When we finally reached Vietnam after three weeks in Southeast Asia, our taste buds were long programmed to indulge in as many bánh mì sandwiches as possible. As ubiquitous as hot dog carts in New York City, bánh mì stands are present on nearly every block, and most specialize in different meat fillings. The most obvious is the standard version known best to Westerners, made with pickled vegetables, hot chili peppers, and cilantro. Yet the sandwich reflects its French influences (from 19th century colonialism) with pâté, mayonnaise, and the quintessential baguettes that house the delectable fillings.
We met our first bánh mì in Chau Doc, after disembarking the boat from Cambodia, and the little cart outside our hotel beckoned us immediately, though we did snicker at the name:
Dung is a family name, and this cart specialized in the pâté-based sandwich with a few slices of cold cuts (the tan rolls stacked in the window above). Each sandwich was wrapped in a sheet of newspaper and meant for immediate consumption. Though the vendor asked me if I wanted hot peppers, he put only two slices on my sandwich...and after a few bites, I actually took one out to save my taste buds from becoming charred husks:
See that green thread of pepper in the foreground? That was like eating lava, with the pepper's capsicum quickly spreading through my mouth like a flood of heat and pain. Yet within five minutes, the heat had dissipated almost completely!
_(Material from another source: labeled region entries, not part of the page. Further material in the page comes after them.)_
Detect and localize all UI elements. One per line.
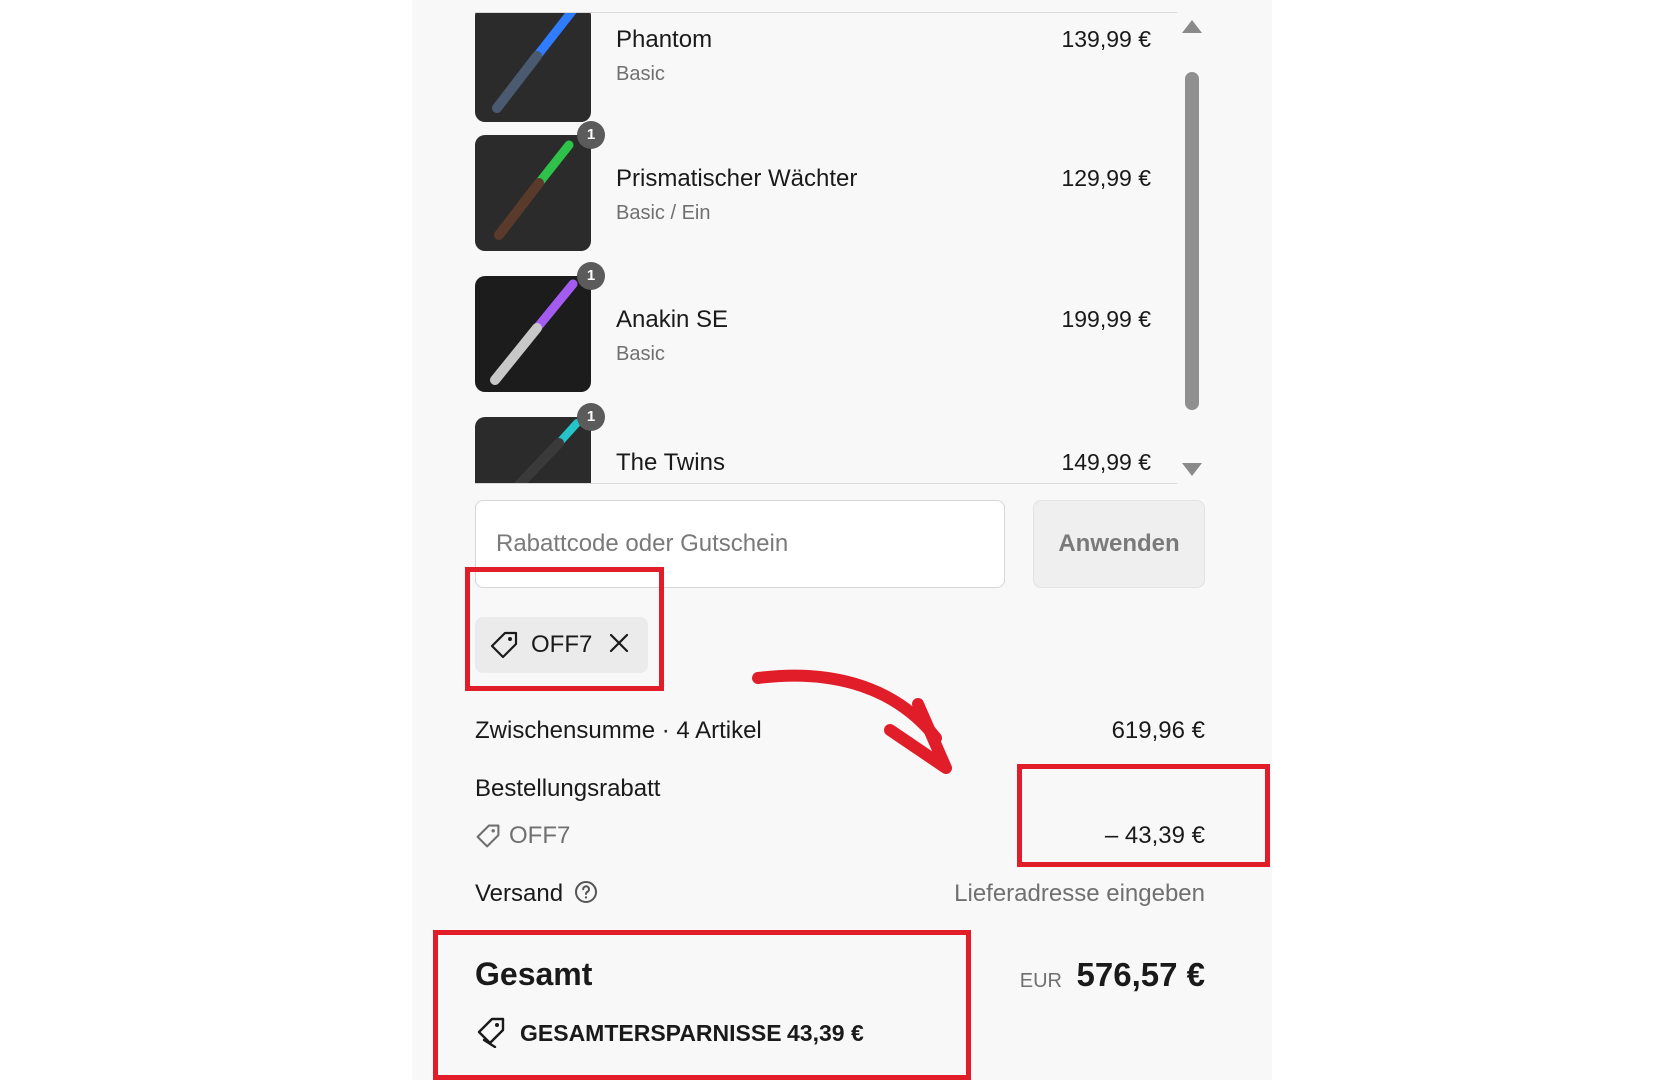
order-discount-label: Bestellungsrabatt <box>475 775 661 802</box>
lightsaber-image <box>492 13 577 113</box>
total-value: 576,57 € <box>1076 956 1205 993</box>
item-title: Prismatischer Wächter <box>616 165 858 192</box>
item-price: 139,99 € <box>1061 26 1151 52</box>
product-thumbnail: 1 <box>475 121 605 251</box>
cart-item: 1 Prismatischer Wächter Basic / Ein 129,… <box>475 121 1177 264</box>
item-title: Anakin SE <box>616 306 729 333</box>
highlight-box-discount-amount <box>1017 764 1270 867</box>
product-thumbnail <box>475 13 591 122</box>
subtotal-label: Zwischensumme · 4 Artikel <box>475 717 762 744</box>
saber-hilt <box>513 438 564 483</box>
item-price: 149,99 € <box>1061 449 1151 475</box>
item-price: 199,99 € <box>1061 306 1151 332</box>
cart-item: Phantom Basic 139,99 € <box>475 13 1177 123</box>
saber-blade <box>534 140 574 188</box>
cart-item: 1 The Twins 149,99 € <box>475 403 1177 483</box>
subtotal-value: 619,96 € <box>1111 717 1205 744</box>
highlight-box-discount-chip <box>465 567 664 691</box>
quantity-badge: 1 <box>577 403 605 431</box>
item-title: The Twins <box>616 449 725 476</box>
tag-icon <box>476 824 500 848</box>
quantity-badge: 1 <box>577 121 605 149</box>
saber-hilt <box>490 323 542 385</box>
scrollbar-thumb[interactable] <box>1185 72 1199 410</box>
highlight-box-total <box>433 930 971 1080</box>
saber-hilt <box>492 51 542 113</box>
cart-item-list[interactable]: Phantom Basic 139,99 € 1 Prismatischer W… <box>475 12 1177 484</box>
product-thumbnail: 1 <box>475 262 605 392</box>
quantity-badge: 1 <box>577 262 605 290</box>
product-thumbnail: 1 <box>475 403 605 483</box>
lightsaber-image <box>494 140 574 240</box>
saber-blade <box>532 13 577 61</box>
scroll-down-icon[interactable] <box>1182 463 1202 476</box>
item-variant: Basic <box>616 343 665 365</box>
item-title: Phantom <box>616 26 713 53</box>
annotation-arrow <box>752 669 952 774</box>
saber-hilt <box>494 178 544 240</box>
currency-code: EUR <box>1019 970 1062 992</box>
saber-blade <box>532 279 578 333</box>
item-price: 129,99 € <box>1061 165 1151 191</box>
apply-discount-button[interactable]: Anwenden <box>1033 500 1205 588</box>
item-variant: Basic / Ein <box>616 202 711 224</box>
order-discount-code: OFF7 <box>509 822 571 849</box>
lightsaber-image <box>490 279 578 385</box>
shipping-label: Versand <box>475 880 564 907</box>
cart-item: 1 Anakin SE Basic 199,99 € <box>475 262 1177 405</box>
help-circle-icon[interactable] <box>574 880 598 904</box>
lightsaber-image <box>513 419 581 483</box>
item-variant: Basic <box>616 63 665 85</box>
shipping-value[interactable]: Lieferadresse eingeben <box>954 880 1205 908</box>
scroll-up-icon[interactable] <box>1182 20 1202 33</box>
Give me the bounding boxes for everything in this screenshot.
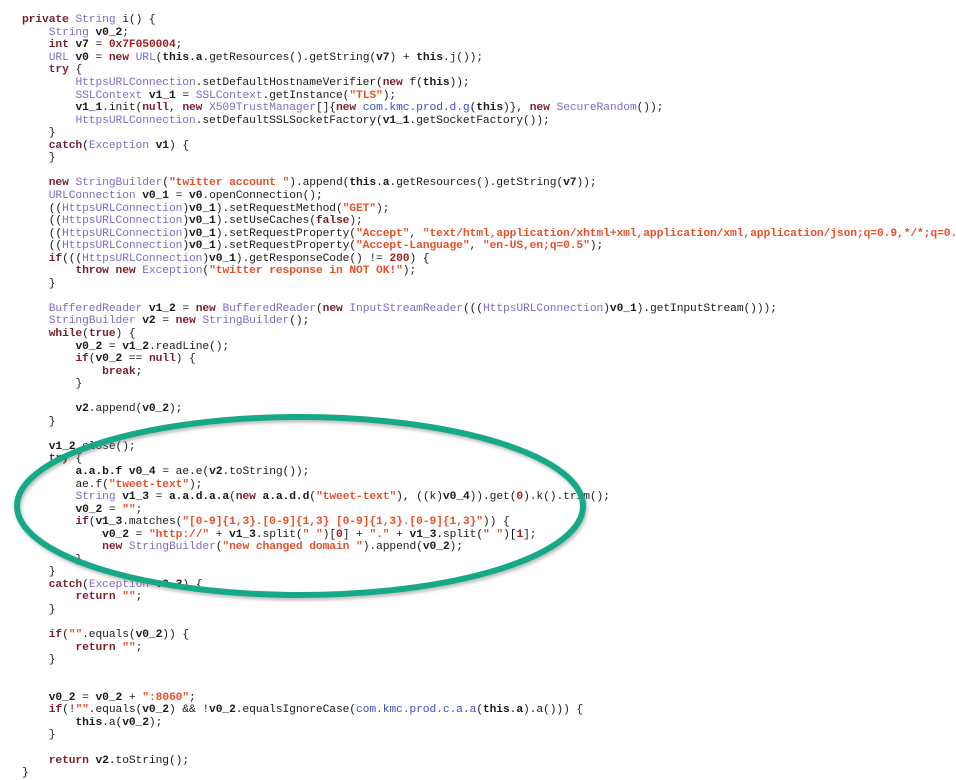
code-line: throw new Exception("twitter response in… <box>75 265 417 278</box>
code-line: private String i() { <box>22 14 156 27</box>
code-line: } <box>48 277 56 290</box>
code-line: ((HttpsURLConnection)v0_1).setRequestMet… <box>48 202 390 215</box>
code-line: v0_2 = v1_2.readLine(); <box>75 340 230 353</box>
code-line: String v0_2; <box>48 26 129 39</box>
code-line: ae.f("tweet-text"); <box>75 478 203 491</box>
code-line: if(((HttpsURLConnection)v0_1).getRespons… <box>48 252 430 265</box>
code-line: v2.append(v0_2); <box>75 403 183 416</box>
code-line: BufferedReader v1_2 = new BufferedReader… <box>48 302 777 315</box>
code-line: ((HttpsURLConnection)v0_1).setUseCaches(… <box>48 215 363 228</box>
code-line: try { <box>48 453 83 466</box>
code-line: catch(Exception v1) { <box>48 139 190 152</box>
code-line: while(true) { <box>48 327 136 340</box>
code-line: StringBuilder v2 = new StringBuilder(); <box>48 315 310 328</box>
code-line: try { <box>48 64 83 77</box>
code-line: } <box>48 127 56 140</box>
code-line: } <box>48 152 56 165</box>
code-line: } <box>48 415 56 428</box>
code-line: return ""; <box>75 591 143 604</box>
code-listing: private String i() { String v0_2; int v7… <box>0 11 956 779</box>
code-line: if(v0_2 == null) { <box>75 353 196 366</box>
code-line: this.a(v0_2); <box>75 716 163 729</box>
code-line: v1_1.init(null, new X509TrustManager[]{n… <box>75 102 664 115</box>
code-line: } <box>75 553 83 566</box>
code-line: return v2.toString(); <box>48 754 189 767</box>
code-line: URLConnection v0_1 = v0.openConnection()… <box>48 189 323 202</box>
code-line: break; <box>102 365 143 378</box>
code-line: if(v1_3.matches("[0-9]{1,3}.[0-9]{1,3} [… <box>75 516 510 529</box>
code-line: HttpsURLConnection.setDefaultHostnameVer… <box>75 77 470 90</box>
code-line: } <box>22 767 29 780</box>
code-line: ((HttpsURLConnection)v0_1).setRequestPro… <box>48 240 604 253</box>
code-line: ((HttpsURLConnection)v0_1).setRequestPro… <box>48 227 956 240</box>
code-line: a.a.b.f v0_4 = ae.e(v2.toString()); <box>75 465 310 478</box>
code-line: if("".equals(v0_2)) { <box>48 629 189 642</box>
code-line: } <box>48 604 56 616</box>
code-line: } <box>48 654 56 667</box>
code-line: } <box>48 729 56 742</box>
code-line: v0_2 = "http://" + v1_3.split(" ")[0] + … <box>102 528 537 541</box>
code-line: SSLContext v1_1 = SSLContext.getInstance… <box>75 89 397 102</box>
code-line: URL v0 = new URL(this.a.getResources().g… <box>48 51 483 64</box>
code-line: v1_2.close(); <box>48 440 136 453</box>
code-line: v0_2 = v0_2 + ":8060"; <box>48 691 196 704</box>
code-line: return ""; <box>75 641 143 654</box>
code-line: new StringBuilder("twitter account ").ap… <box>48 177 597 190</box>
code-line: new StringBuilder("new changed domain ")… <box>102 541 463 554</box>
code-line: } <box>48 566 56 579</box>
code-line: if(!"".equals(v0_2) && !v0_2.equalsIgnor… <box>48 704 584 717</box>
code-line: HttpsURLConnection.setDefaultSSLSocketFa… <box>75 114 550 127</box>
code-line: catch(Exception v0_3) { <box>48 578 203 591</box>
code-line: v0_2 = ""; <box>75 503 143 516</box>
code-line: String v1_3 = a.a.d.a.a(new a.a.d.d("twe… <box>75 491 610 504</box>
code-line: int v7 = 0x7F050004; <box>48 39 183 52</box>
code-line: } <box>75 378 83 391</box>
code-screenshot: private String i() { String v0_2; int v7… <box>0 0 956 779</box>
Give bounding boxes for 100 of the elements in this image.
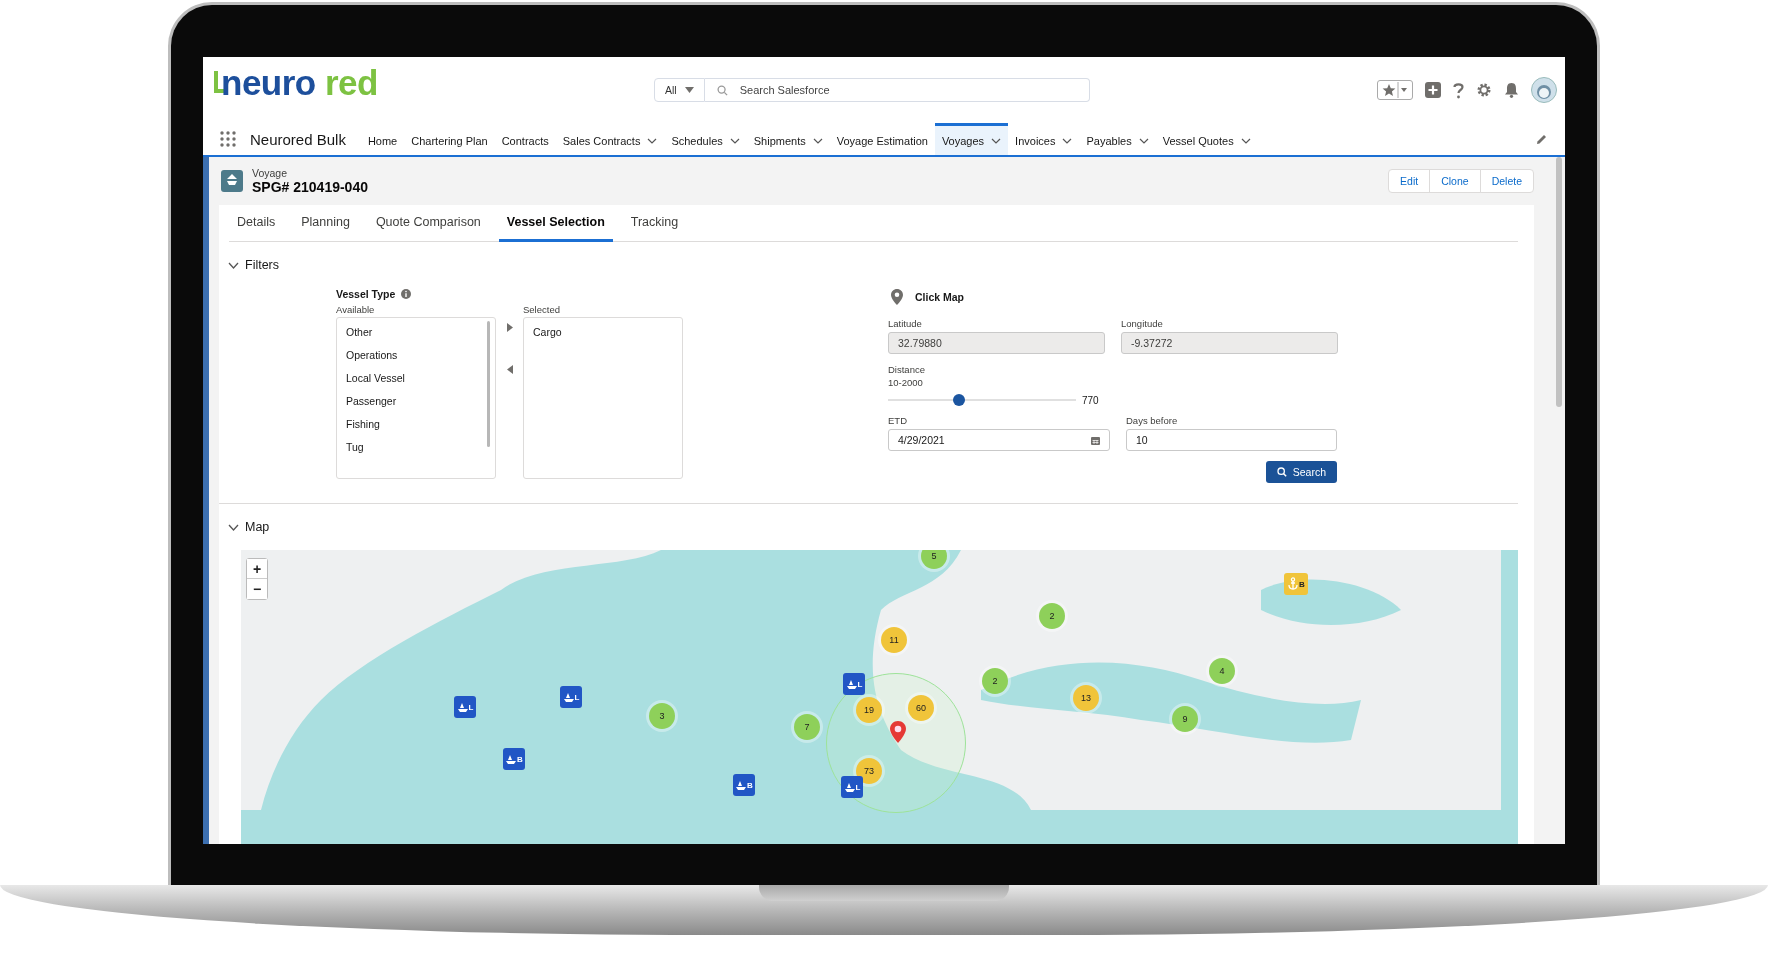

The next day in Ho Chi Minh City, we met up with Barbara, co-founder of Saigon Street Eats, for a walking tour of markets titled "The Pho Trail." In addition to fabulous pho and other delectables, we enjoyed what Barbara said was the best roast pork bánh mì in Saigon. We eagerly took her word for it as the tender, saucy pork set off fireworks of glee in our mouths:
Later, we took a thrilling motorbike trip through the city with Duy, Sandie & Huong of Back of the Bike Tours. Chris rode on the back of Duy's bike, Amy was with Sandie, and we sped through the streets with 100,000 other Saigonese on motorbikes. Huynh Hoa was our destination for what Duy called the best bánh mì in the city. This monster had everything in it, including pâté, ham, five different cold cuts, and shredded pork:
One fact that we immediately noticed was that the baguettes were of a much higher quality than we've ever experienced, and they were much lighter than loaves that we eat in the States. Duy told us that Vietnamese baguettes are made with rice flour in addition to wheat flour, which makes them much less heavy than their Western counterparts:
We thoroughly enjoyed every bánh mì, but the Huynh Hoa special was easily the best of all. As with all sandwiches, however, it all depends on the bread, and bakers in Vietnam are truly masters of their art. Special thanks to our amazing guides Barbara, Duy, Sandie & Huong for all of their help!